Bernd Schumacher produziert erfolgreiche Dokusoaps für Vox, ProSieben und Co. – von Leipzig aus.

10. Mai 2014

Ihr erstes Wort weiß Bernd Schumacher nach Jahren noch genau. “Männlich!” TV-Mieze Daniela Katzenberger sagt ja nicht so Sachen wie: “Es freut mich sehr, Sie kennenzulernen.” Sie lobt bei der allerersten Begegnung seinen kräftigen Händedruck. Damals, im April 2009, steht der Leipziger Fernsehproduzent in der Gastromeile Gottschedstraße vorm Café Koslik und begrüßt seinen kommenden Stargast.

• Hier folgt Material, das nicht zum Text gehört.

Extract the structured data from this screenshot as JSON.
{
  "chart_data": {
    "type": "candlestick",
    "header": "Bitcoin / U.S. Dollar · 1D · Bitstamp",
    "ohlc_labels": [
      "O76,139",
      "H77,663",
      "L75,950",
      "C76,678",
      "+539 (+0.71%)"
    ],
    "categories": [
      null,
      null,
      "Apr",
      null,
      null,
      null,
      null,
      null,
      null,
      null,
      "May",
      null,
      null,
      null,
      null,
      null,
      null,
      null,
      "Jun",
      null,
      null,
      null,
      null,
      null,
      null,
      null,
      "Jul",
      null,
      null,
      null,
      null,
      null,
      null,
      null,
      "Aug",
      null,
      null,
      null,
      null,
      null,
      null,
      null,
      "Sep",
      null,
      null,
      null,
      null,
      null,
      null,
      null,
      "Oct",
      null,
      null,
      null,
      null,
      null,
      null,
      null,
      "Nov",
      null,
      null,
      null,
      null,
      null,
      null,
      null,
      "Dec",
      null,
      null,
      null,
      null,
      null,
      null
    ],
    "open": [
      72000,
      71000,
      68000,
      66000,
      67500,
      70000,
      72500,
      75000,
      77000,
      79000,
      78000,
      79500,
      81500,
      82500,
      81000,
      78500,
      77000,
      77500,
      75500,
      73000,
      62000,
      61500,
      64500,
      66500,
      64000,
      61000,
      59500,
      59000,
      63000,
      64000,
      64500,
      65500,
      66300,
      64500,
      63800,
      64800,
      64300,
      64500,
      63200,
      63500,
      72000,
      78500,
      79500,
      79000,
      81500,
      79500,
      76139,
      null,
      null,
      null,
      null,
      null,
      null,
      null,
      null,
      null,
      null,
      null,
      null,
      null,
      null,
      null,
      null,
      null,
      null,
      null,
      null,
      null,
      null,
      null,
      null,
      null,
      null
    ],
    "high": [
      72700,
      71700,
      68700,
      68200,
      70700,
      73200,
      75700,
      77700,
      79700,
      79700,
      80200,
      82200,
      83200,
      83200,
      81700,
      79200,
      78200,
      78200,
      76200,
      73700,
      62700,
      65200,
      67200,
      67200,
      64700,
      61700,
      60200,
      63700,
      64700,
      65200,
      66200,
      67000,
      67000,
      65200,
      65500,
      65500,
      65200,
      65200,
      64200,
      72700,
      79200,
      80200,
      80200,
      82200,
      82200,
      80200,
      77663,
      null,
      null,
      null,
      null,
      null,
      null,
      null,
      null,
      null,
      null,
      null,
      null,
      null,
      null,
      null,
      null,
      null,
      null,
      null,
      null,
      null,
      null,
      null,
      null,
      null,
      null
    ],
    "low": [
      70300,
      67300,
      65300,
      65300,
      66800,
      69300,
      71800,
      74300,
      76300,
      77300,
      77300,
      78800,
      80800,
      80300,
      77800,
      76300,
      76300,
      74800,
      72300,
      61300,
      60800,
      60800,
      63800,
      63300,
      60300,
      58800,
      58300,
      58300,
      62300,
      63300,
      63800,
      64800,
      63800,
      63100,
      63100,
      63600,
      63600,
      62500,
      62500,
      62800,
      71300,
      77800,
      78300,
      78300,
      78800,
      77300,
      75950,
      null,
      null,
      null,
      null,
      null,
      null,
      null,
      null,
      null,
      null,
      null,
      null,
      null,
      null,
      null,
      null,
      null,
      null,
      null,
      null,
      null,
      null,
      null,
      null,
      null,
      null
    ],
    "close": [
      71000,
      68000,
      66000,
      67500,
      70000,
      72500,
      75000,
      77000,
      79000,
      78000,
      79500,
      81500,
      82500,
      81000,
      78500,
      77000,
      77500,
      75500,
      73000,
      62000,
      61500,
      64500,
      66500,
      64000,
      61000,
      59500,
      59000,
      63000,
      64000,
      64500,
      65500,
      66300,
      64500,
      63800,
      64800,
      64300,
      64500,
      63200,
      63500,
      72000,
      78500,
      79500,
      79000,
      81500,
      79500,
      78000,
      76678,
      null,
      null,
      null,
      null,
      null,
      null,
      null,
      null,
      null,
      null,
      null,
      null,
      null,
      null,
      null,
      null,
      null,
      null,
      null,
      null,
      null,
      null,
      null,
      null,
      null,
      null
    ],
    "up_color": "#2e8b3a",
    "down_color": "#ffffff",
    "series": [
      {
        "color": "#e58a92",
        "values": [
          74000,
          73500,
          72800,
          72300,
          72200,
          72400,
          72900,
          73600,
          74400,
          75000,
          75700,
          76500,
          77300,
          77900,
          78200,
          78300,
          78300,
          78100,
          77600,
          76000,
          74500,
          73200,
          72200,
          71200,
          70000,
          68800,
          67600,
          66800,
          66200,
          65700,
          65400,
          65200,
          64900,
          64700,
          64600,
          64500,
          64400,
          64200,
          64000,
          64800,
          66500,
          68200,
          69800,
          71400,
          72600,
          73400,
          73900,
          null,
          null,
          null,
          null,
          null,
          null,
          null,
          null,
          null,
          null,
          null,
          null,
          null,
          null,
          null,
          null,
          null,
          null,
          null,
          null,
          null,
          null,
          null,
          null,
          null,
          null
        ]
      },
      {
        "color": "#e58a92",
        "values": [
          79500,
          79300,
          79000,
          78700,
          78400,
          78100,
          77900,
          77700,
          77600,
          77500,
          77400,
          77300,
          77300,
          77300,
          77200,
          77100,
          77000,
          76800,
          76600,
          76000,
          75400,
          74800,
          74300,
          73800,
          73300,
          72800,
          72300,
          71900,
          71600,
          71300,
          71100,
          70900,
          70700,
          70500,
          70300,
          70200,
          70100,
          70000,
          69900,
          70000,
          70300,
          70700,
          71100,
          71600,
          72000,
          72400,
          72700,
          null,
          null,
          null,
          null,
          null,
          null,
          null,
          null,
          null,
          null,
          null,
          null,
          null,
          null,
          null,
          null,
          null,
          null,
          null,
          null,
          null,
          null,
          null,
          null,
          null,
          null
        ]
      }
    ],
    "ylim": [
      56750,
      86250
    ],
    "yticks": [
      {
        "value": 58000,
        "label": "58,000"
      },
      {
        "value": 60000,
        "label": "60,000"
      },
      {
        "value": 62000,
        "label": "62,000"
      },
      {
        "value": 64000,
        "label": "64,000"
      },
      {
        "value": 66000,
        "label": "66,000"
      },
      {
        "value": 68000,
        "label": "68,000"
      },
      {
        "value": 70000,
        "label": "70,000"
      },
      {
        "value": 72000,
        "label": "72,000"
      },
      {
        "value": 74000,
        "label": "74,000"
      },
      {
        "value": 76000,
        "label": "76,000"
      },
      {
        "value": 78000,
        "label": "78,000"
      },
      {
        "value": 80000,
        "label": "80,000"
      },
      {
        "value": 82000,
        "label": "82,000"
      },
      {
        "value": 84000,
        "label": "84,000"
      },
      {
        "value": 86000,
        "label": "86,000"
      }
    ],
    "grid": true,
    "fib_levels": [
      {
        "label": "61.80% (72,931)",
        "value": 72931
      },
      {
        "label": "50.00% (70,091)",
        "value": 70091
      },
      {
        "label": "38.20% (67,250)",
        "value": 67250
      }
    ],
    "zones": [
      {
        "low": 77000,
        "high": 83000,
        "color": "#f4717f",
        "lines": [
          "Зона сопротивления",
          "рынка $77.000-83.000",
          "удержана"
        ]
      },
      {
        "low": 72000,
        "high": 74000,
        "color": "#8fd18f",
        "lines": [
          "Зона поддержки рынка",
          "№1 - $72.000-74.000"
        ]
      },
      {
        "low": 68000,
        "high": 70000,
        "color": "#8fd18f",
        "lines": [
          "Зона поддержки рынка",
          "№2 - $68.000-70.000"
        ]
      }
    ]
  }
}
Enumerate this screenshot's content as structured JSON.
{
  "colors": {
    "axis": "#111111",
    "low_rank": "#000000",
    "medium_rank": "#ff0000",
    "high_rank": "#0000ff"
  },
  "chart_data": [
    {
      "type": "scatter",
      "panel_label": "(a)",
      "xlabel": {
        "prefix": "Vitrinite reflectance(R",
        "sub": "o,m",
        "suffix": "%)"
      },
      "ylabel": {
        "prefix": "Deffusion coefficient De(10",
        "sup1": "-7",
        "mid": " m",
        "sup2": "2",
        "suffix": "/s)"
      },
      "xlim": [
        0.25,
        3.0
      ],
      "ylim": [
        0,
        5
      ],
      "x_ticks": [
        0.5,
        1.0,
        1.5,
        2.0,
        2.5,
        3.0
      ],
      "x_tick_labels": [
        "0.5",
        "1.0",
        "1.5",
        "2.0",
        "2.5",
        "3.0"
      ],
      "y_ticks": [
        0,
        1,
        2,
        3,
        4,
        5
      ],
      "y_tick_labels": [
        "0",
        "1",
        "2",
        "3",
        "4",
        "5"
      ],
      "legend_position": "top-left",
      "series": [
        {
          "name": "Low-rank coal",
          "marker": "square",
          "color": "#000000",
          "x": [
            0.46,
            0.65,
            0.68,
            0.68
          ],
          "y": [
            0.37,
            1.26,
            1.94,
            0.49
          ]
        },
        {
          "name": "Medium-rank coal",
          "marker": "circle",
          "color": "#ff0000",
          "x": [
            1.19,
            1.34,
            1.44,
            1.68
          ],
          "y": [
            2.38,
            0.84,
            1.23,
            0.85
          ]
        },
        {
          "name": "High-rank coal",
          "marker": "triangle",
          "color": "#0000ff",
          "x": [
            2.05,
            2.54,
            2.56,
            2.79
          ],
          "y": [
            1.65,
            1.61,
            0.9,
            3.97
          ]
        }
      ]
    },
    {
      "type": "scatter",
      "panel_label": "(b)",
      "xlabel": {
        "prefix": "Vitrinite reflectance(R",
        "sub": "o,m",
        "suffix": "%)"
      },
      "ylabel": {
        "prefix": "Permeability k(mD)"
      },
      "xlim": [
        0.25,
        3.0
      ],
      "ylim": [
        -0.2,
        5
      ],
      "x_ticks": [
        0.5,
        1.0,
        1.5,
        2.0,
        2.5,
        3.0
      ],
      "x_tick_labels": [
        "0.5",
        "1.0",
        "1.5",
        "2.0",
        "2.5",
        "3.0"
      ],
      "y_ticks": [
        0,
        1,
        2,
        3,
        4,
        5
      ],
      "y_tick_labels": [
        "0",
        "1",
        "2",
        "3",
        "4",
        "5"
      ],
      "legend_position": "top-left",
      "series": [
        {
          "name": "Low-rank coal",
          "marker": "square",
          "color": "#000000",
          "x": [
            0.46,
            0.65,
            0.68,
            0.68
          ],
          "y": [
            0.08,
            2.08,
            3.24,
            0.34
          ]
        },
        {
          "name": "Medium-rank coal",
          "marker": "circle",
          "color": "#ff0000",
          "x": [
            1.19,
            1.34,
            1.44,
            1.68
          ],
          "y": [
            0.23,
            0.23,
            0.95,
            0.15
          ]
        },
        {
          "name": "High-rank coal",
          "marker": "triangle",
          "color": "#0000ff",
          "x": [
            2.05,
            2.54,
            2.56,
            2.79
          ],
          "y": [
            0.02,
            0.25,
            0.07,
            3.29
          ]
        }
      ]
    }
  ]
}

Daniela Denise Katzenberger war damals 22. Sie hatte gerade ihren ersten Fernsehauftritt in “Auf und davon” bei Vox. Vor laufender Kamera hatte sie in Los Angeles an der Tür von “Playboy”-Chef Hugh Hefner gerüttelt, um in das amerikanische Bunny-Magazin zu kommen. Vergeblich. Doch ihr Scheitern war zugleich ihre Chance. Der Fernsehauftritt wurde für die jetzt 27-Jährige und für Schumacher der Beginn einer Erfolgsgeschichte: Eine Blondine als Fernsehformat, das sich selbst bespiegelt. Sie ist ein neues Medienphänomen, und sie ist ein Produkt aus Leipzig.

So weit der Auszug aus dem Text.